The 120-kilometre railway line, however, terminates in a remote village off Duka Moja on the way to Narok. No station exists on the final 20-kilometre stretch, and it will operate only twice a week.
Kenya has also spent Sh3 billion reviving the Kisumu port to ferry fuel to Uganda, barely two years after building a Sh1.9 billion jetty for the same purpose. The jetty has been lying idle since February, 2017.
It is these projects funded by loans that have breached Kenya’s borrowing ceiling, making it difficult to secure funding to complete the SGR to Kisumu.
BALLOONING DEBT
The United States has repeatedly warned the country against the ballooning debt.
“Kenya has hit a debt ceiling … the onus is on Kenya to put its debt in order,” US Ambassador Kyle McCarter has said.
“We don’t want to put debt on Kenyans. We want to do business in a transparent and ethical way,” he told the Nation last week.
Kenya’s public debt currently stands at around $60 billion (Sh6 trillion), or 63 per cent of the GDP, and while such warnings might sound foreign-based, local alarm bells have been ringing, but no one has paid attention.

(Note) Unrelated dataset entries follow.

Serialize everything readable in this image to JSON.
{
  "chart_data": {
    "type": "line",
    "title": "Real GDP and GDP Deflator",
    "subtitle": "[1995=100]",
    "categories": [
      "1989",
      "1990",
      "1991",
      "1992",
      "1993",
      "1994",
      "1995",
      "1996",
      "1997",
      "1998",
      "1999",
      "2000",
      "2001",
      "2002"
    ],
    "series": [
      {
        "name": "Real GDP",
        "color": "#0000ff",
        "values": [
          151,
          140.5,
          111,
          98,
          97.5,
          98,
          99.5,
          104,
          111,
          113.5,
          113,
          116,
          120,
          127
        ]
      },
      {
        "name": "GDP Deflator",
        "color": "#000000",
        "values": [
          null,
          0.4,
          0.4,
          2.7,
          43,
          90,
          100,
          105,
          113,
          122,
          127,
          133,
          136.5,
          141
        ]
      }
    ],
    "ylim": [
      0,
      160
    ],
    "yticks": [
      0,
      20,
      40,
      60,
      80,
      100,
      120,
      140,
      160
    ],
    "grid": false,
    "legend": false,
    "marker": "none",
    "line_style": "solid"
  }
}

The Parliamentary Budget Office (PBO) last week warned Kenya had breached the East Africa Community ceiling on debt accumulation after lawmakers voted to increase the debt ceiling to Sh9 trillion ($90 billion) in the 2019/2020 fiscal year.
SINGLE CURRENCY
The region’s target is that debt should not exceed 50 per cent of a country’s GDP, and the PBO was concerned that Kenya’s growing debt-to-GDP ratio had placed the country in a difficult position to comply with the regional agreement on attaining a single currency.
“The country will no longer comply with the EAC convergence criteria, which it is a signatory to,” the PBO said in its submissions to the Parliamentary Committee on Delegated Legislation in Nairobi.
The raised ceiling will also increase debt repayment figures and undermine the credibility of the national budget, that was all set to reduce the debt-to-GDP ratio to 50.6 per cent in the 2019/2020 fiscal year.